# Glock Discount???



## docrocket1967 (Apr 21, 2013)

Does anyone know what the discount is for NRA Instructors through Glock or EMT/Firefighters through them? Ive read different things everywhere, anyone know?


----------



## Scorpion8 (Jan 29, 2011)

I haven't seen one, and it appears that even Ruger dropped theirs in the Hunter Safety trade magazine. I'll keep an eye out.


----------



## shaolin (Dec 31, 2012)

They will sell you a Glock for $425


----------



## docrocket1967 (Apr 21, 2013)

I gotcha, I looked up Glock Blue Label and got a few more results on Google, but I wasnt sure how old that was. Curious to see the Glock 42 in person. I have a feeling it might be whats next in store for me.


----------



## mag318 (Apr 25, 2008)

I picked up the new Model 42, it was a blue label pistol and cost $350.


----------



## Glock Doctor (Mar 14, 2011)

That works out to about $50.00.


----------



## reddog1113 (Feb 9, 2014)

Where can I get one for around the mid $350's ? I'm retired, but was never in law enforcement or EMT.

I would like to buy this for my wife. We both have CCW permits in VA.

I found 2 shops that still have one left, but they want $439. plus tax……


Do you have any suggestions that I may refer to ? My local shop will only charge me $20 to do a transfer.

I was going to buy the tiny Taurus until I READ ALL THE MASSIVE BLOGS ABOUT THE POOR QUALITY AND FTF and FTE etc.

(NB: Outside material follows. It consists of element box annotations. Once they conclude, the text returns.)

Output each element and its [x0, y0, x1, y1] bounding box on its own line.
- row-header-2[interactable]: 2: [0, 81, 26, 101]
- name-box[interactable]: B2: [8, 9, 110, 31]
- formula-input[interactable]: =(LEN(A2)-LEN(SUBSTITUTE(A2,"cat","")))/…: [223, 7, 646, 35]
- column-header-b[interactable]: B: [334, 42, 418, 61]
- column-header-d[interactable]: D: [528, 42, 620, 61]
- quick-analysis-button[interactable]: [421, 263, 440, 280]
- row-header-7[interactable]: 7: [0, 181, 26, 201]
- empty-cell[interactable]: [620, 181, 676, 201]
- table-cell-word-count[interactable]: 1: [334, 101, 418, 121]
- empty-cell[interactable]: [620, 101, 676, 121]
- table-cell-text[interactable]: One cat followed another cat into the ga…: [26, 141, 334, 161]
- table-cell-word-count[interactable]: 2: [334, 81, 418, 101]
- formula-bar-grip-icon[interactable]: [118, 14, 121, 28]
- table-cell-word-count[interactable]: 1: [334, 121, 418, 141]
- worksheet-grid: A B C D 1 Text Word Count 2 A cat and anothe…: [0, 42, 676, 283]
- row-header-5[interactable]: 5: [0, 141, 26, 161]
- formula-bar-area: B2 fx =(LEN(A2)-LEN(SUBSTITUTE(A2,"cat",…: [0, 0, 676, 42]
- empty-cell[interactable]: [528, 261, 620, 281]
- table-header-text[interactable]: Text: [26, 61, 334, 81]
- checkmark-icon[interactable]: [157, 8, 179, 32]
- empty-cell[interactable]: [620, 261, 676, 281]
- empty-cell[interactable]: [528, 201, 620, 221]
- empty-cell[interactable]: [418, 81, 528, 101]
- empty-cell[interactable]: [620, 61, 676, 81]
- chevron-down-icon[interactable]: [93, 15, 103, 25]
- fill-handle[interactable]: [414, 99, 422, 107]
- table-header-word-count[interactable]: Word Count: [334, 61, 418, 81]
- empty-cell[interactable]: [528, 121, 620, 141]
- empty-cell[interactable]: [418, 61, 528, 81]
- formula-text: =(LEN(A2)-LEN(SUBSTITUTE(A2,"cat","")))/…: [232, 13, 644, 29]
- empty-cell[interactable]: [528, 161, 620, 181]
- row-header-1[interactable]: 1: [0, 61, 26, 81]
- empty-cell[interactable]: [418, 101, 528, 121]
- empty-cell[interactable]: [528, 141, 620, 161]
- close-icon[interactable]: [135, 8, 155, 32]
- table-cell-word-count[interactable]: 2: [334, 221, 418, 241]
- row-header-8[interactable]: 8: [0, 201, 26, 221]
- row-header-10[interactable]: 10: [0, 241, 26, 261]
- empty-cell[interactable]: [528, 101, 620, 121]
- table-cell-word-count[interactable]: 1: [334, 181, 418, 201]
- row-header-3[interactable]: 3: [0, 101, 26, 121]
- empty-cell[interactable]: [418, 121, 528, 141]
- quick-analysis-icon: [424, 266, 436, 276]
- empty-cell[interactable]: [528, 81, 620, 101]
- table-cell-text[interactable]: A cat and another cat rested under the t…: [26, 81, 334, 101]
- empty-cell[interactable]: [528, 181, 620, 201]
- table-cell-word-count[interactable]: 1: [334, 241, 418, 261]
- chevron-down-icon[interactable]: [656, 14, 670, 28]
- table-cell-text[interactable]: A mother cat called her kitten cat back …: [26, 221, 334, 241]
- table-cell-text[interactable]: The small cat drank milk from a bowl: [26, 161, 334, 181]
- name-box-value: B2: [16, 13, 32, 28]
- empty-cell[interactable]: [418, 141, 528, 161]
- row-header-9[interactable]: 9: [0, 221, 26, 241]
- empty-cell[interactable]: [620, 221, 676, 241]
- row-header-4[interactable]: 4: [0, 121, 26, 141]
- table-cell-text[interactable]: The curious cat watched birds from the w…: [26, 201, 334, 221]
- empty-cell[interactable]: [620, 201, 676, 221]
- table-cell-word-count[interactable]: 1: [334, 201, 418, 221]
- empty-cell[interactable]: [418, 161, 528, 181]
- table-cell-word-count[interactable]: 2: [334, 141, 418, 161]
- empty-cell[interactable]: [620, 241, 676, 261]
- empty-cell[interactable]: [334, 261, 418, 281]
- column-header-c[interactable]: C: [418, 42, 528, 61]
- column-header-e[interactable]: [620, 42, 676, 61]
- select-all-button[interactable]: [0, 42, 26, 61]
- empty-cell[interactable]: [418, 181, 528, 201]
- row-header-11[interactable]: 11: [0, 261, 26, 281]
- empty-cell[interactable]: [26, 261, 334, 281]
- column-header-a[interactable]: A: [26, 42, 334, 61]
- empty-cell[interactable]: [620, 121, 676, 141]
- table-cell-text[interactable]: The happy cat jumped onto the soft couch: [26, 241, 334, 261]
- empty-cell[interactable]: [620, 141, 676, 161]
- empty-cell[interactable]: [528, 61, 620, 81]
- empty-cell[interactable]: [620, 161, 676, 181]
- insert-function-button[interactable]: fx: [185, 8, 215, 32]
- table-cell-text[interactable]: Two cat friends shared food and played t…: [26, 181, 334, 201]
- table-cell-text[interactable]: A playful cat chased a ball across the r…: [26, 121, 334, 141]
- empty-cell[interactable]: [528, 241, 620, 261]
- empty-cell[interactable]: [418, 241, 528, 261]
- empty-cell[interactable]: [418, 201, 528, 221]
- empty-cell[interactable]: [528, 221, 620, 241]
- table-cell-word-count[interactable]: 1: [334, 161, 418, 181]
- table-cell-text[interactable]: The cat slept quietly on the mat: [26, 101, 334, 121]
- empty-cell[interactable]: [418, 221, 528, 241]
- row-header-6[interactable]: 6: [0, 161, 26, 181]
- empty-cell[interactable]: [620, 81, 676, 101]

Is your G42 fussy about ammo ? Can your G42 use Hornady critical defense hollow points ?

Thanks,

Steve F


----------



## JettaRed (Mar 14, 2014)

Not sure if this is OBE, but you should join the _*Glock Sport Shooting Foundation*_ with an initial two-year membership for $60. You will get a coupon with your membership package that allows you to purchase a Glock firearm at a discounted price under the *GSSF Pistol Purchase Program*.


----------



## abq87120 (Mar 13, 2014)

The real deal:

http://www.gssfonline.com/GSSF_Pistol_Purchase_Program_Information.pdf

www.gssfonline.com

Dan in ABQ


----------